Chimney Hollow revisited
On Sunday I hiked along the Chimney Hollow Trail, and climbed to the point at which the trail turns toward the southeast along the ridge line. It is one of the shadiest places I know, so I figured it would be a good way to avoid the summer heat while getting needed exercise. The trail was damp from rain and thus full of colorful mushrooms, of which several photos will be posted soon. The biggest surprise, however, was coming across this Red-spotted newt, which was strangely docile as it basked in the sun. The bright color and small size (3 or 4 inches) indicates that it is a juvenile. Newts are just a particular kind of salamander; see U.S. Geological Survey.

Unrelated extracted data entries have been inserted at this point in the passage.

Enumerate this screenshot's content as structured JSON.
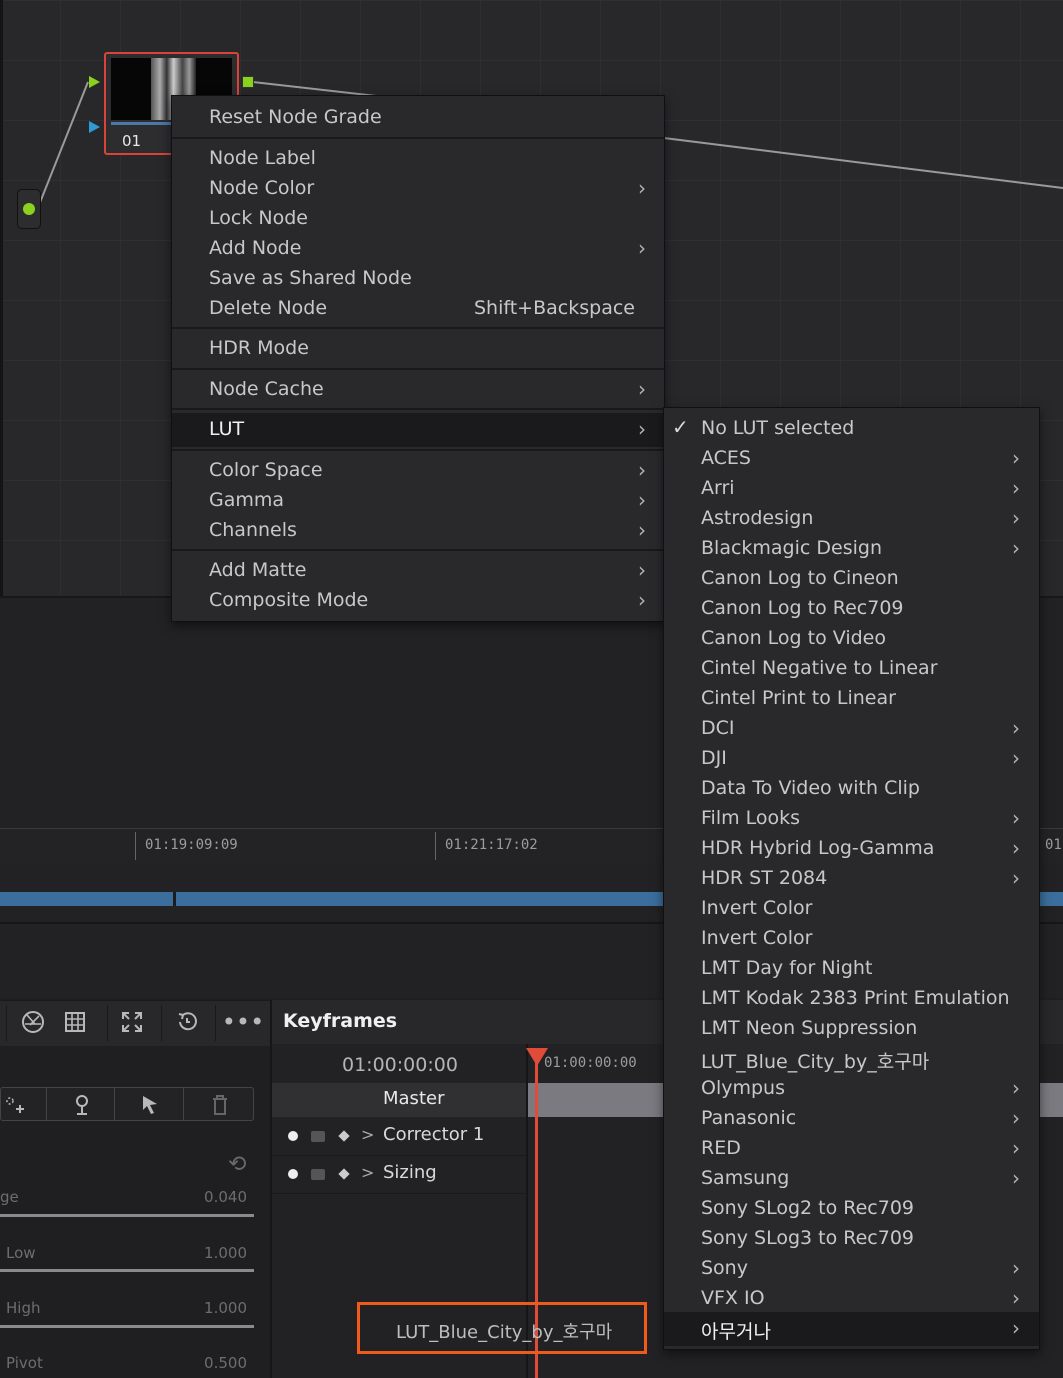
{
  "node": {
    "number": "01"
  },
  "timeline": {
    "timecodes": [
      "01:19:09:09",
      "01:21:17:02",
      "01:"
    ]
  },
  "params": [
    {
      "label": "ge",
      "value": "0.040"
    },
    {
      "label": "Low",
      "value": "1.000"
    },
    {
      "label": "High",
      "value": "1.000"
    },
    {
      "label": "Pivot",
      "value": "0.500"
    }
  ],
  "keyframes": {
    "title": "Keyframes",
    "timecode": "01:00:00:00",
    "ruler_timecode": "01:00:00:00",
    "master": "Master",
    "rows": [
      "Corrector 1",
      "Sizing"
    ],
    "highlighted_lut": "LUT_Blue_City_by_호구마"
  },
  "context_menu": {
    "items": [
      {
        "label": "Reset Node Grade"
      },
      {
        "label": "Node Label"
      },
      {
        "label": "Node Color",
        "submenu": true
      },
      {
        "label": "Lock Node"
      },
      {
        "label": "Add Node",
        "submenu": true
      },
      {
        "label": "Save as Shared Node"
      },
      {
        "label": "Delete Node",
        "shortcut": "Shift+Backspace"
      },
      {
        "label": "HDR Mode"
      },
      {
        "label": "Node Cache",
        "submenu": true
      },
      {
        "label": "LUT",
        "submenu": true,
        "highlighted": true
      },
      {
        "label": "Color Space",
        "submenu": true
      },
      {
        "label": "Gamma",
        "submenu": true
      },
      {
        "label": "Channels",
        "submenu": true
      },
      {
        "label": "Add Matte",
        "submenu": true
      },
      {
        "label": "Composite Mode",
        "submenu": true
      }
    ]
  },
  "lut_menu": {
    "items": [
      {
        "label": "No LUT selected",
        "checked": true
      },
      {
        "label": "ACES",
        "submenu": true
      },
      {
        "label": "Arri",
        "submenu": true
      },
      {
        "label": "Astrodesign",
        "submenu": true
      },
      {
        "label": "Blackmagic Design",
        "submenu": true
      },
      {
        "label": "Canon Log to Cineon"
      },
      {
        "label": "Canon Log to Rec709"
      },
      {
        "label": "Canon Log to Video"
      },
      {
        "label": "Cintel Negative to Linear"
      },
      {
        "label": "Cintel Print to Linear"
      },
      {
        "label": "DCI",
        "submenu": true
      },
      {
        "label": "DJI",
        "submenu": true
      },
      {
        "label": "Data To Video with Clip"
      },
      {
        "label": "Film Looks",
        "submenu": true
      },
      {
        "label": "HDR Hybrid Log-Gamma",
        "submenu": true
      },
      {
        "label": "HDR ST 2084",
        "submenu": true
      },
      {
        "label": "Invert Color"
      },
      {
        "label": "Invert Color"
      },
      {
        "label": "LMT Day for Night"
      },
      {
        "label": "LMT Kodak 2383 Print Emulation"
      },
      {
        "label": "LMT Neon Suppression"
      },
      {
        "label": "LUT_Blue_City_by_호구마"
      },
      {
        "label": "Olympus",
        "submenu": true
      },
      {
        "label": "Panasonic",
        "submenu": true
      },
      {
        "label": "RED",
        "submenu": true
      },
      {
        "label": "Samsung",
        "submenu": true
      },
      {
        "label": "Sony SLog2 to Rec709"
      },
      {
        "label": "Sony SLog3 to Rec709"
      },
      {
        "label": "Sony",
        "submenu": true
      },
      {
        "label": "VFX IO",
        "submenu": true
      },
      {
        "label": "아무거나",
        "submenu": true,
        "highlighted": true
      }
    ]
  }
}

Since breeding season is pretty much over, I didn't expect to see many birds, so I was easily satisfied. I saw several juveniles, with their blotchy, pale plumage, in close proximity to adults. Here's what I saw, in rough chronological order:
- Blue-headed vireos (A, J)
- Hairy woodpecker (F)
- Worm-eating warbler
- Black-capped chickadees (A, J)
- Carolina wrens
- Cooper's hawk (J -- prob.)
- Red-eyed vireo
- White-breasted nuthatches (A, J)
- Scarlet tanager (F)
I also caught glimpses of other warblers (I think) in the tree tops, and heard an Acadian flycatcher very close by, at the same spot where I saw one while leading an August Bird Club field trip in May. I also heard a Pileated woodpecker.